We could have had an End of the Cold War Surplus.  But we didn’t. Reagan continued to build a bloated, unsustainable, and anti-human budget/white collar welfare for defense contractors. In 1991, when it looked as if we really may finally benefit from the end of the Cold War, Bush-Daddy took care of that with the first Gulf War. And all it took was for Son-of-the-Bush to keep up the Carlyle, Halliburton, Blackwater, et al enrichment scheme called the Wars in Afghanistan and Iraq.  Those two wars, combined with the ridiculously excellence tax cuts for the wealthy and corporations, will yet render us into the dustbin of failed empires.  But we will not learn, apparently.

Fourth Is Where Most Americans Converge, According To Polls.

The fourth “budget,” though it is not literally a budget is what budget we’d have if the citizens’ priorities.  Sachs points out that “the republicans often say that they want Congress to respect the voice of the people.”   Fat chance.  If they believed that, they would end two (make that three) wars.  They’d end the giveaways from under taxed and no-taxed entities, who do not even earn their keep.  And they have the nerve to attack sneiors the way Paul Ryan did the other day! The public has let our national leaders know what they want — the rich and corporations to pay more taxes, to pay their fair share.  Instead, they all suck up the nation’s resources and tax revenues like hogs at a trough.  As Sachs also points out the public wants a public option. No such luck.
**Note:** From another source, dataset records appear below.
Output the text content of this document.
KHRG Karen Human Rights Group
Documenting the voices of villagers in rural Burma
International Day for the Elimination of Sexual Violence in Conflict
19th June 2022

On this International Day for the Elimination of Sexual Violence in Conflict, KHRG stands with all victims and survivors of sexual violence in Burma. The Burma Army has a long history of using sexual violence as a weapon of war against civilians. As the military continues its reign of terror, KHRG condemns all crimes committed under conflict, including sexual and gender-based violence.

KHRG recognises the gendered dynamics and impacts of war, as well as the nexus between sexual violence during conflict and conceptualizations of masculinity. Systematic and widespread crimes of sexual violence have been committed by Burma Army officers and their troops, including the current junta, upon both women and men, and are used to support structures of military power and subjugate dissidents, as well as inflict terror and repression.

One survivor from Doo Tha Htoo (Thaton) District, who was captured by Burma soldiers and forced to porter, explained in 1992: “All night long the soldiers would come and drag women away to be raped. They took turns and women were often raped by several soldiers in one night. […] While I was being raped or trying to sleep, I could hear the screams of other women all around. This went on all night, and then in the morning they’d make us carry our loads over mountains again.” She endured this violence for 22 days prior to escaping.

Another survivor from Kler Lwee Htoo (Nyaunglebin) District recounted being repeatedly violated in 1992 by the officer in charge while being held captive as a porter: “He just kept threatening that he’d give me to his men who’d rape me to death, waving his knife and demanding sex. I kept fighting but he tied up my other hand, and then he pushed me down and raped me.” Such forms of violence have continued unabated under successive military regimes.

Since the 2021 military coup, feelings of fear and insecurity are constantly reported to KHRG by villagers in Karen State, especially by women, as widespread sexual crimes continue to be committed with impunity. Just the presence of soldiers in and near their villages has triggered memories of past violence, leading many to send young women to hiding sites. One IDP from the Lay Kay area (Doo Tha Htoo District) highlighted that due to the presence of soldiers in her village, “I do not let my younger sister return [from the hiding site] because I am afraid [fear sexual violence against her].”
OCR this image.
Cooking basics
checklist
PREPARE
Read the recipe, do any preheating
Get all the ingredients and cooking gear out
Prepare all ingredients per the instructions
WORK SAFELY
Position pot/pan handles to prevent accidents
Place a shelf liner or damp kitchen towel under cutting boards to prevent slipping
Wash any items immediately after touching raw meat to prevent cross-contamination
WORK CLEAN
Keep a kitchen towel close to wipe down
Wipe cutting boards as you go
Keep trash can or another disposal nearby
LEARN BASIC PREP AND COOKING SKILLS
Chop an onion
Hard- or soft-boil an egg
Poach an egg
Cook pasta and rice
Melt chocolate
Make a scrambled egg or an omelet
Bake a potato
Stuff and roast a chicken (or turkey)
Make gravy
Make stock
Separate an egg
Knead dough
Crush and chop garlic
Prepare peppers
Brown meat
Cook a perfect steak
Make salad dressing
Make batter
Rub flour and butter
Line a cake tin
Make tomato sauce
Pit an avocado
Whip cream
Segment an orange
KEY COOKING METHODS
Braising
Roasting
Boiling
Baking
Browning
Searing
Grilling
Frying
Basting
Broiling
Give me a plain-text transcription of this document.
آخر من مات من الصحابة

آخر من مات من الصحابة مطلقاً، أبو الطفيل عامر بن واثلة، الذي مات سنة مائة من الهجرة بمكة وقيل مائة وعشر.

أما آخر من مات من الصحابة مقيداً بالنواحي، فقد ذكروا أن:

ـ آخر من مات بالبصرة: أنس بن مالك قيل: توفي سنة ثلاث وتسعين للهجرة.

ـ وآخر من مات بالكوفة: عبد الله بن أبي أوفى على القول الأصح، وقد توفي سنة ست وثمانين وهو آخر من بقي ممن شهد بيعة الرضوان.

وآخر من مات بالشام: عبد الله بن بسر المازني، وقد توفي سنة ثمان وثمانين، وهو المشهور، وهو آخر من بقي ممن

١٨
The public lets our leaders know it wants out of Iraq and Afghanistan and cut other Pentagon spending lest we go the way of the Soviet Union and run our economy into the ground.  We are ignored.  On issue after issue, the public has ore sense and has a more humane agenda than do our leaders. But there is no chance that this fourth “option” will ever  be implemented.

But the Congress isn’t listening to the American people — at least enough.  Worse, as Dean Baker says our leaders hate us.  It’s time our representatives do.  And that’s not just the wistful thinking of a liberal.  It’s want the people want.  Tax the rich more.  Make the corporate rate mean something by closing loopholes by which companies moaning about a 35% tax rate actually pay nothing.  More than 60% want the tax-cutters hands off Medicare and Medicaid.  Enough said.  Do something!